Sometimes we expect the grace of God to work in big dramatic ways but often times it works in small quiet ways which, in the words of Anne LaMott, seem like they can’t possibly be enough, but then they are. These small acts of grace give us this day our daily bread.
I am reminded of a story of small act of grace that I once heard preached by a Pastor I served with, named Tiffany. The summer Tiffany left for college, she found herself struggling with brokenness in many forms. She was on the brink of moving from adolescence to adulthood as she left her family home in Ohio and moved 1000 miles away to Massachusetts. In the midst of all of these transitions, losses and change, she prayed for things to get better. But they didn’t. No matter how diligently Tiffany prayed, nothing changed. The hurt, the fear, the uncertainty and grief were all still there.

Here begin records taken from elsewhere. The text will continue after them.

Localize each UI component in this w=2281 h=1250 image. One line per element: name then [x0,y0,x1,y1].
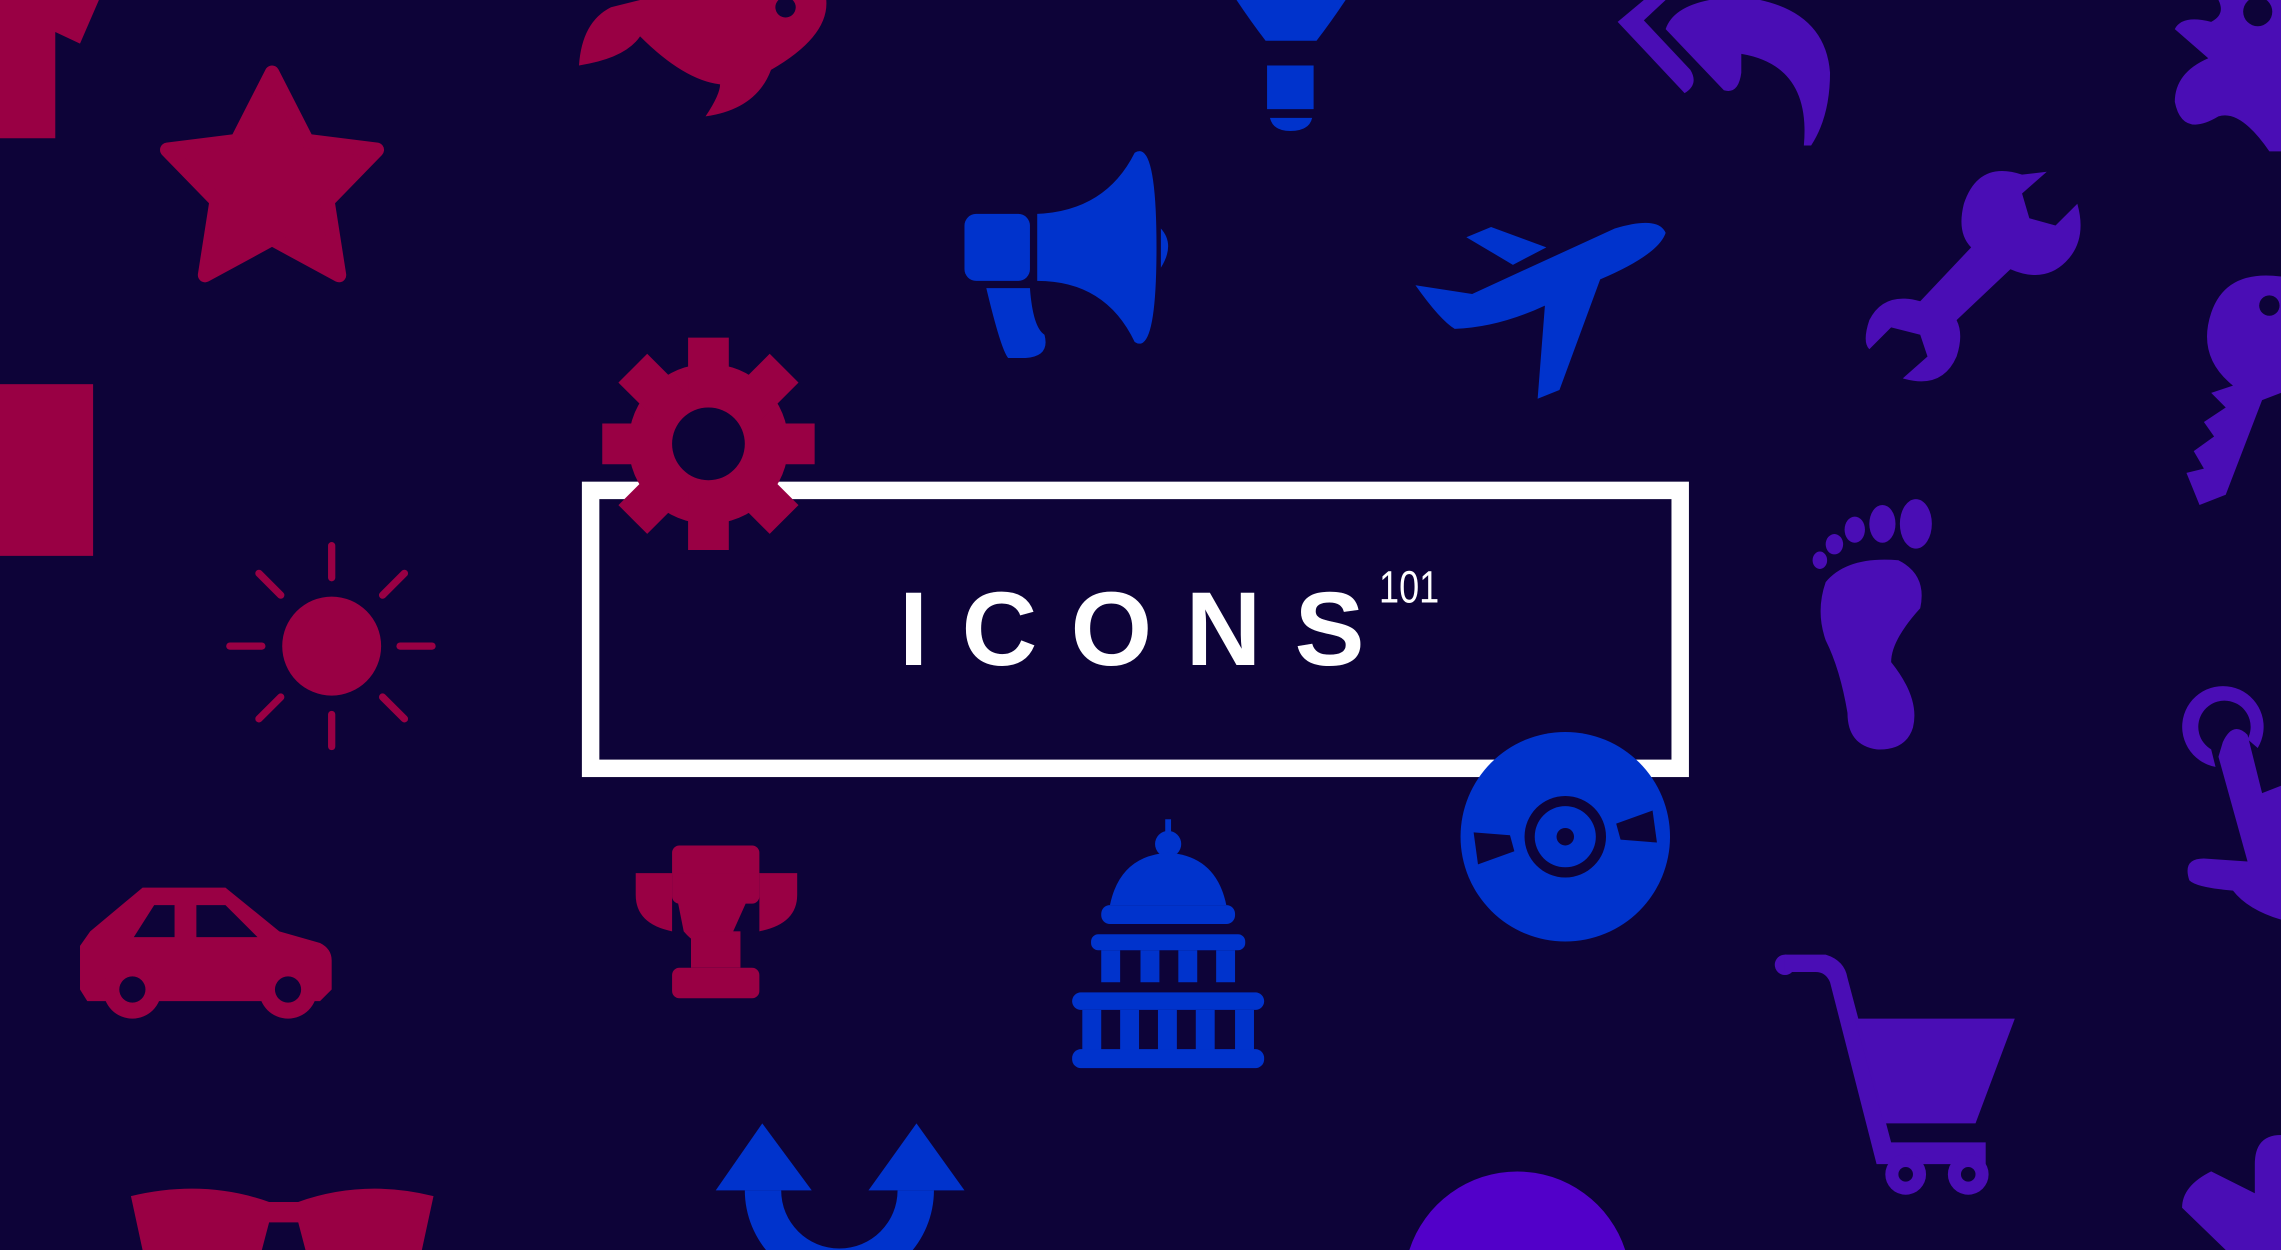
icon: airplane [1415,223,1666,399]
icon: trophy [636,845,797,998]
superscript 101: 101 [1379,562,1439,612]
icon: hand pointer partial [2182,686,2281,920]
icon: key partial [2186,275,2281,505]
icon: flag partial [0,0,99,138]
icon: car [80,888,332,1019]
icon: bottom right partial [2182,1135,2281,1250]
icon: puzzle partial [2175,0,2281,151]
icon: sunglasses [131,1189,434,1250]
icon: half circle [1409,1171,1625,1250]
icon: star [167,73,377,275]
icon: rectangle [0,384,93,556]
icon: arrows [716,1123,964,1250]
icon: rocket partial [579,0,826,116]
icon: capitol [1072,819,1264,1068]
icon: gear [602,338,815,550]
icon: purple arrows partial [1618,0,1830,146]
icon: cart [1775,955,2015,1195]
icon: wrench [1866,171,2081,381]
icon: disc [1461,732,1670,942]
icon: sun [230,546,432,747]
icon: lightbulb partial [1237,0,1346,131]
icon: megaphone [964,151,1168,358]
title text: ICONS [899,571,1398,688]
title box [591,490,1680,768]
icon: footprint [1813,499,1932,750]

It was during a United Methodist Youth Fellowship retreat that she found a measure of grace to get her through. They had celebrated communion late at night, in the darkened cavernous sanctuary. Passing the bread and cup as they knelt in front of the hard wooden communion rail, she began to pray. She prayed and prayed, begging God for forgiveness and deliverance. She confessed any and all possible sins she thought she could have committed and literally threw herself at God’s mercy. Tears streamed down er face as she confronted her own pain and sorrow, feeling so very unworthy at the table. “Maybe I just didn’t belong,” she thought, “Maybe I am not good enough for God to heal my wounds.”

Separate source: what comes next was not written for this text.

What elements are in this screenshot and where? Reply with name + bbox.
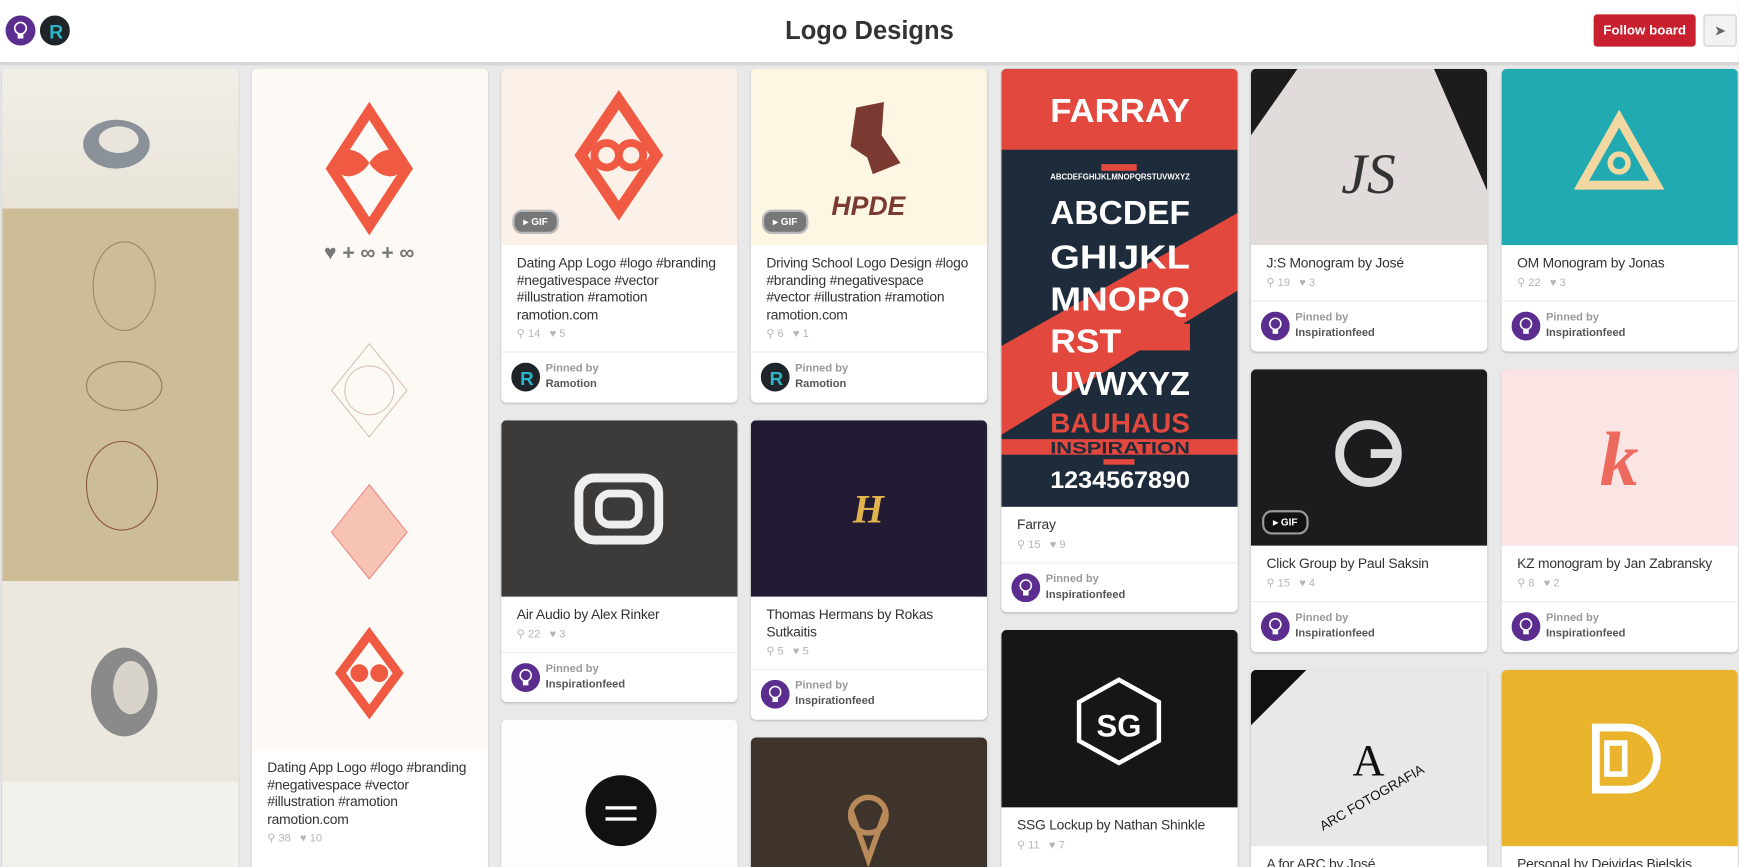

As she wept in prayer, Jerry came and sat beside her. Jerry was chronologically the oldest member of the youth fellowship at 45 years of age. But his severe form of autism rendered him emotionally the youngest among us. He put his arm around Tiffany’s shoulder and said, “What’s wrong? Can I help you?” As much as she appreciated his concern, Tiffany knew only God could help her now. Then her youth pastor came and sat beside me and said, “What’s wrong? Can I help you?” Tiffany couldn’t bring myself to confess my sense of unworthiness and so again, she sent her away. Finally, Tiffany’s best friend came and sat with her and said, “What’s wrong? Can I help you?” Tiffany didn’t have words for how she felt or even know at that moment what she needed. But in her embrace, Tiffany felt something subtly shift and her tears subsided. “What I found in that moment,” said Tiffany, “was a small measure of grace to get me through. It would be over the next several years that I would begin to piece together the meaning of that night and begin to make sense out what happened. What I experience was not a miraculous healing … but a measure of grace from my community of friends through Christ.”
Let us pray today: Our Father which art in heaven, Give us this day our daily bread. That we might no longer be jealous of what our neighbors have, that we might no longer be focused on what we ourselves lack, that we may receive your love and grace and know that, for today, it is enough.